Mohammed Schemsed-din Hafis

(Übersetzung: Vincenz Ritter von Rosenzweig-Schwannau)


Aus: Buchstabe Mim

28.

Freunde, lasst die Zeit der Rosen
Uns der Lust und Freude weihen,

Lasst dem Wort des alten Wirthes
Uns das Ohr der Seele leihen!

Grossmuth wohnt nicht bei den Menschen,
Und da Freuden schnell vergehen,

Frommt's den Teppich1 zu verkaufen,
Und dafür Wein zu erstehen.

Wonnig wehen holde Lüfte;
Sende, Gott, uns einen Zarten,

Dass wir Rosenwein geniessen,
Schauend seiner Wange Garten!

In den Weg verdienten Leuten
Tritt des Himmels Orgelbauer:2

D'rum, wie sollten wir nicht klagen,
Brausen3 nicht bei solcher Trauer?

Als die Rose sott, begossen
Wir sie nicht mit Weinesfluthen:

Darum sieden wir in Sehnsucht,
Und in der Entbehrung Gluthen.

Lasst vermeinten Wein uns trinken
Aus der Tulpe Glas! - Von hinnen,

Böse Blicke! denn wir kamen
Ohne Lied und Wein von Sinnen.

Wem, Hafis, kann man das Wunder
Jemals mitzutheilen wagen,

Dass wir Sprosser sei'n und schweigen
In der Rose Wonnetagen?
 

1 Den Teppich nämlich, worauf die Mohammedaner ihr Gebet zu verrichten pflegen.

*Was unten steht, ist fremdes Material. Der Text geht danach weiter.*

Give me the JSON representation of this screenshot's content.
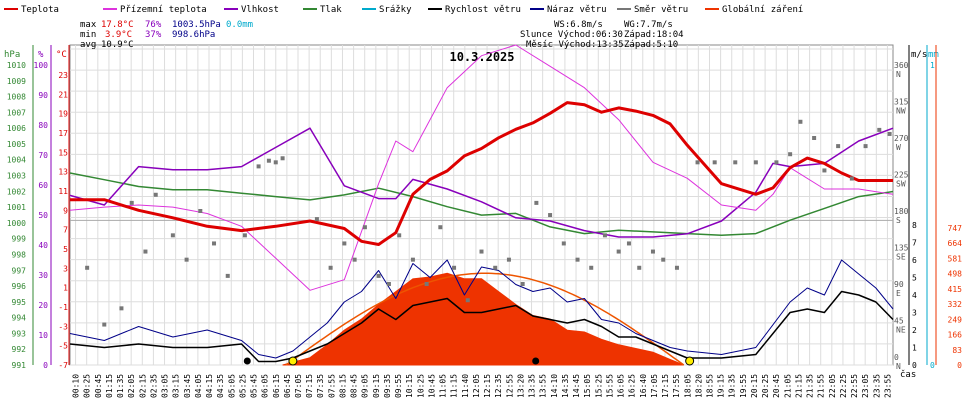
{
  "chart_data": {
    "type": "line",
    "title": "10.3.2025",
    "x_label": "čas",
    "legend": [
      {
        "name": "Teplota",
        "color": "#dd0000"
      },
      {
        "name": "Přízemní teplota",
        "color": "#dd33dd"
      },
      {
        "name": "Vlhkost",
        "color": "#8800bb"
      },
      {
        "name": "Tlak",
        "color": "#338833"
      },
      {
        "name": "Srážky",
        "color": "#00aacc"
      },
      {
        "name": "Rychlost větru",
        "color": "#000000"
      },
      {
        "name": "Náraz větru",
        "color": "#000088"
      },
      {
        "name": "Směr větru",
        "color": "#777777"
      },
      {
        "name": "Globální záření",
        "color": "#ee3300"
      }
    ],
    "stats": {
      "max": {
        "label": "max",
        "temp": "17.8°C",
        "hum": "76%",
        "press": "1003.5hPa",
        "rain": "0.0mm"
      },
      "min": {
        "label": "min",
        "temp": "3.9°C",
        "hum": "37%",
        "press": "998.6hPa"
      },
      "avg": {
        "label": "avg",
        "temp": "10.9°C"
      }
    },
    "info": {
      "ws": "WS:6.8m/s",
      "wg": "WG:7.7m/s",
      "sun": "Slunce Východ:06:30",
      "sun_set": "Západ:18:04",
      "moon": "Měsíc Východ:13:35",
      "moon_set": "Západ:5:10"
    },
    "axis_units": {
      "hpa": "hPa",
      "pct": "%",
      "c": "°C",
      "ms": "m/s",
      "mm": "mm"
    },
    "ticks": {
      "hpa": [
        "1010",
        "1009",
        "1008",
        "1007",
        "1006",
        "1005",
        "1004",
        "1003",
        "1002",
        "1001",
        "1000",
        "999",
        "998",
        "997",
        "996",
        "995",
        "994",
        "993",
        "992",
        "991"
      ],
      "pct": [
        "100",
        "90",
        "80",
        "70",
        "60",
        "50",
        "40",
        "30",
        "20",
        "10",
        "0"
      ],
      "c": [
        "23",
        "21",
        "19",
        "17",
        "15",
        "13",
        "11",
        "9",
        "7",
        "5",
        "3",
        "1",
        "-1",
        "-3",
        "-5",
        "-7"
      ],
      "dir": [
        "360",
        "315",
        "270",
        "225",
        "180",
        "135",
        "90",
        "45",
        "0"
      ],
      "dir_letters": [
        "N",
        "NW",
        "W",
        "SW",
        "S",
        "SE",
        "E",
        "NE",
        "N"
      ],
      "ms": [
        "8",
        "7",
        "6",
        "5",
        "4",
        "3",
        "2",
        "1",
        "0"
      ],
      "mm": [
        "1",
        "0"
      ],
      "rad": [
        "747",
        "664",
        "581",
        "498",
        "415",
        "332",
        "249",
        "166",
        "83",
        "0"
      ],
      "time": [
        "00:10",
        "00:25",
        "00:45",
        "01:15",
        "01:35",
        "02:05",
        "02:15",
        "02:35",
        "03:05",
        "03:15",
        "03:45",
        "04:05",
        "04:15",
        "04:35",
        "05:05",
        "05:25",
        "05:45",
        "06:05",
        "06:15",
        "06:45",
        "07:05",
        "07:15",
        "07:35",
        "07:55",
        "08:15",
        "08:45",
        "09:05",
        "09:15",
        "09:35",
        "09:55",
        "10:15",
        "10:25",
        "10:45",
        "11:05",
        "11:15",
        "11:40",
        "12:05",
        "12:15",
        "12:35",
        "12:55",
        "13:20",
        "13:35",
        "13:55",
        "14:10",
        "14:35",
        "14:45",
        "15:05",
        "15:25",
        "15:55",
        "16:05",
        "16:25",
        "16:40",
        "17:05",
        "17:15",
        "17:55",
        "18:05",
        "18:20",
        "18:55",
        "19:15",
        "19:35",
        "19:55",
        "20:15",
        "20:25",
        "20:45",
        "21:05",
        "21:15",
        "21:35",
        "21:55",
        "22:05",
        "22:25",
        "22:55",
        "23:05",
        "23:35",
        "23:55"
      ]
    },
    "ranges": {
      "temp_c": [
        -7,
        23
      ],
      "humidity_pct": [
        0,
        100
      ],
      "pressure_hpa": [
        991,
        1010
      ],
      "wind_ms": [
        0,
        8
      ],
      "direction_deg": [
        0,
        360
      ],
      "radiation": [
        0,
        747
      ]
    },
    "series": [
      {
        "name": "Teplota",
        "unit": "°C",
        "x": [
          0,
          1,
          2,
          3,
          4,
          5,
          6,
          7,
          8,
          8.5,
          9,
          9.5,
          10,
          10.5,
          11,
          11.5,
          12,
          12.5,
          13,
          13.5,
          14,
          14.5,
          15,
          15.5,
          16,
          16.5,
          17,
          17.5,
          18,
          19,
          20,
          20.5,
          21,
          21.5,
          22,
          22.5,
          23,
          24
        ],
        "values": [
          8.5,
          8.5,
          7.5,
          6.8,
          6.0,
          5.6,
          6.0,
          6.5,
          5.8,
          4.6,
          4.3,
          5.4,
          9.0,
          10.4,
          11.2,
          12.6,
          13.3,
          14.3,
          15.1,
          15.7,
          16.6,
          17.6,
          17.4,
          16.7,
          17.1,
          16.8,
          16.4,
          15.6,
          13.6,
          10.0,
          9.0,
          9.6,
          11.5,
          12.4,
          11.9,
          11.0,
          10.3,
          10.3
        ]
      },
      {
        "name": "Vlhkost",
        "unit": "%",
        "x": [
          0,
          1,
          2,
          3,
          4,
          5,
          6,
          7,
          8,
          9,
          9.5,
          10,
          11,
          12,
          13,
          14,
          15,
          16,
          17,
          18,
          19,
          20,
          20.5,
          21,
          22,
          23,
          24
        ],
        "values": [
          53,
          50,
          62,
          61,
          61,
          62,
          68,
          74,
          56,
          52,
          52,
          58,
          55,
          51,
          46,
          45,
          42,
          40,
          40,
          41,
          45,
          54,
          63,
          62,
          63,
          70,
          74
        ]
      },
      {
        "name": "Tlak",
        "unit": "hPa",
        "x": [
          0,
          1,
          2,
          3,
          4,
          5,
          6,
          7,
          8,
          9,
          10,
          11,
          12,
          13,
          14,
          15,
          16,
          17,
          18,
          19,
          20,
          21,
          22,
          23,
          24
        ],
        "values": [
          1002.4,
          1002.0,
          1001.6,
          1001.4,
          1001.4,
          1001.2,
          1001.0,
          1000.8,
          1001.1,
          1001.5,
          1001.0,
          1000.4,
          999.9,
          1000.0,
          999.2,
          998.8,
          999.0,
          998.9,
          998.8,
          998.7,
          998.8,
          999.6,
          1000.3,
          1001.0,
          1001.3
        ]
      },
      {
        "name": "Přízemní teplota",
        "unit": "°C",
        "x": [
          0,
          1,
          2,
          3,
          4,
          5,
          6,
          7,
          8,
          9,
          9.5,
          10,
          11,
          12,
          13,
          14,
          15,
          16,
          17,
          18,
          19,
          20,
          20.5,
          21,
          22,
          23,
          24
        ],
        "values": [
          7.5,
          7.8,
          8.0,
          7.8,
          7.2,
          6.0,
          3.0,
          0.0,
          1.0,
          10.0,
          14.0,
          13.0,
          19.0,
          22.0,
          23.0,
          21.0,
          19.0,
          16.0,
          12.0,
          10.5,
          8.0,
          7.5,
          9.0,
          11.5,
          9.5,
          9.5,
          9.0
        ]
      },
      {
        "name": "Rychlost větru",
        "unit": "m/s",
        "x": [
          0,
          1,
          2,
          3,
          4,
          5,
          5.5,
          6,
          6.5,
          7,
          7.5,
          8,
          8.5,
          9,
          9.5,
          10,
          10.5,
          11,
          11.5,
          12,
          12.5,
          13,
          13.5,
          14,
          14.5,
          15,
          15.5,
          16,
          16.5,
          17,
          17.5,
          18,
          19,
          20,
          21,
          21.5,
          22,
          22.5,
          23,
          23.5,
          24
        ],
        "values": [
          1.2,
          1.0,
          1.2,
          1.0,
          1.0,
          1.2,
          0.2,
          0.2,
          0.4,
          0.8,
          1.2,
          1.8,
          2.4,
          3.2,
          2.6,
          3.4,
          3.6,
          3.8,
          3.0,
          3.0,
          3.2,
          3.4,
          2.8,
          2.6,
          2.4,
          2.6,
          2.2,
          1.6,
          1.6,
          1.2,
          0.8,
          0.4,
          0.4,
          0.6,
          3.0,
          3.2,
          3.0,
          4.2,
          4.0,
          3.6,
          2.6
        ]
      },
      {
        "name": "Náraz větru",
        "unit": "m/s",
        "x": [
          0,
          1,
          2,
          3,
          4,
          5,
          5.5,
          6,
          6.5,
          7,
          7.5,
          8,
          8.5,
          9,
          9.5,
          10,
          10.5,
          11,
          11.5,
          12,
          12.5,
          13,
          13.5,
          14,
          14.5,
          15,
          15.5,
          16,
          16.5,
          17,
          17.5,
          18,
          19,
          20,
          21,
          21.5,
          22,
          22.5,
          23,
          23.5,
          24
        ],
        "values": [
          1.8,
          1.4,
          2.2,
          1.6,
          2.0,
          1.4,
          0.6,
          0.4,
          0.8,
          1.6,
          2.4,
          3.6,
          4.2,
          5.4,
          3.8,
          5.8,
          5.0,
          6.0,
          4.0,
          5.6,
          5.4,
          4.6,
          4.2,
          4.4,
          3.6,
          3.8,
          2.6,
          2.4,
          1.8,
          1.4,
          1.0,
          0.8,
          0.6,
          1.0,
          3.6,
          4.4,
          4.0,
          6.0,
          5.2,
          4.4,
          3.2
        ]
      },
      {
        "name": "Globální záření",
        "unit": "W/m²",
        "x": [
          6.2,
          7,
          7.5,
          8,
          8.5,
          9,
          9.5,
          10,
          10.5,
          11,
          11.5,
          12,
          12.5,
          13,
          13.5,
          14,
          14.5,
          15,
          15.5,
          16,
          16.5,
          17,
          17.5,
          17.9
        ],
        "values": [
          0,
          40,
          110,
          190,
          250,
          330,
          400,
          470,
          480,
          500,
          470,
          470,
          400,
          330,
          270,
          250,
          190,
          180,
          140,
          110,
          90,
          70,
          30,
          0
        ]
      }
    ],
    "theoretical_radiation": {
      "peak_time": 12.0,
      "peak_value": 500,
      "start": 6.3,
      "end": 17.9
    },
    "wind_direction": {
      "unit": "°",
      "x": [
        0.5,
        1.0,
        1.5,
        1.8,
        2.2,
        2.5,
        3.0,
        3.4,
        3.8,
        4.2,
        4.6,
        5.1,
        5.5,
        5.8,
        6.0,
        6.2,
        7.2,
        7.6,
        8.0,
        8.3,
        8.6,
        9.0,
        9.3,
        9.6,
        10.0,
        10.4,
        10.8,
        11.2,
        11.6,
        12.0,
        12.4,
        12.8,
        13.2,
        13.6,
        14.0,
        14.4,
        14.8,
        15.2,
        15.6,
        16.0,
        16.3,
        16.6,
        17.0,
        17.3,
        17.7,
        18.3,
        18.8,
        19.4,
        20.0,
        20.6,
        21.0,
        21.3,
        21.7,
        22.0,
        22.4,
        22.8,
        23.2,
        23.6,
        23.9
      ],
      "values": [
        110,
        40,
        60,
        190,
        130,
        200,
        150,
        120,
        180,
        140,
        100,
        150,
        235,
        242,
        240,
        245,
        170,
        110,
        140,
        120,
        160,
        100,
        90,
        150,
        120,
        90,
        160,
        110,
        70,
        130,
        110,
        120,
        90,
        190,
        175,
        140,
        120,
        110,
        150,
        130,
        140,
        110,
        130,
        120,
        110,
        240,
        240,
        240,
        240,
        240,
        250,
        290,
        270,
        230,
        260,
        220,
        260,
        280,
        275
      ]
    }
  }
}
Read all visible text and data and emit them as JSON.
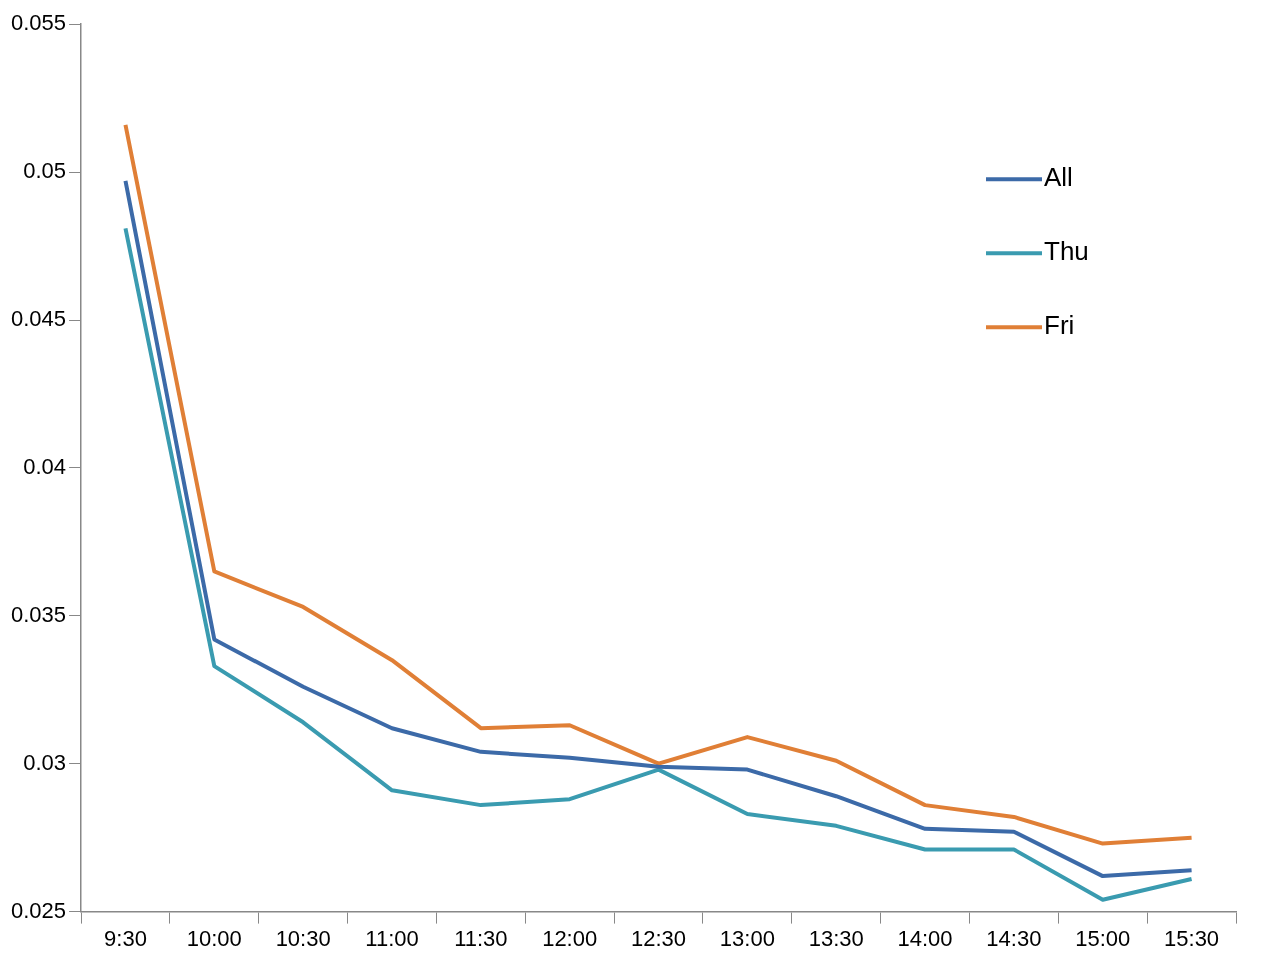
{
  "chart_data": {
    "type": "line",
    "categories": [
      "9:30",
      "10:00",
      "10:30",
      "11:00",
      "11:30",
      "12:00",
      "12:30",
      "13:00",
      "13:30",
      "14:00",
      "14:30",
      "15:00",
      "15:30"
    ],
    "series": [
      {
        "name": "All",
        "color": "#3c6aa8",
        "values": [
          0.0497,
          0.0342,
          0.0326,
          0.0312,
          0.0304,
          0.0302,
          0.0299,
          0.0298,
          0.0289,
          0.0278,
          0.0277,
          0.0262,
          0.0264
        ]
      },
      {
        "name": "Thu",
        "color": "#3a9bb0",
        "values": [
          0.0481,
          0.0333,
          0.0314,
          0.0291,
          0.0286,
          0.0288,
          0.0298,
          0.0283,
          0.0279,
          0.0271,
          0.0271,
          0.0254,
          0.0261
        ]
      },
      {
        "name": "Fri",
        "color": "#e07f36",
        "values": [
          0.0516,
          0.0365,
          0.0353,
          0.0335,
          0.0312,
          0.0313,
          0.03,
          0.0309,
          0.0301,
          0.0286,
          0.0282,
          0.0273,
          0.0275
        ]
      }
    ],
    "ylim": [
      0.025,
      0.055
    ],
    "yticks": [
      0.025,
      0.03,
      0.035,
      0.04,
      0.045,
      0.05,
      0.055
    ],
    "grid": false,
    "legend": "top right",
    "marker": "none",
    "line_style": "solid"
  }
}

2 Der Himmel, d.i. das Schicksal, wird hier einem Orgelbauer oder Orgelspieler - denn das Wort des Textes, Erghanunsas, heisst Beides - verglichen, der durch die verführerischen Melodien, die er aufspielt, verdiente Leute bethört oder übertäubt.

3 Wie die Orgel selbst thut.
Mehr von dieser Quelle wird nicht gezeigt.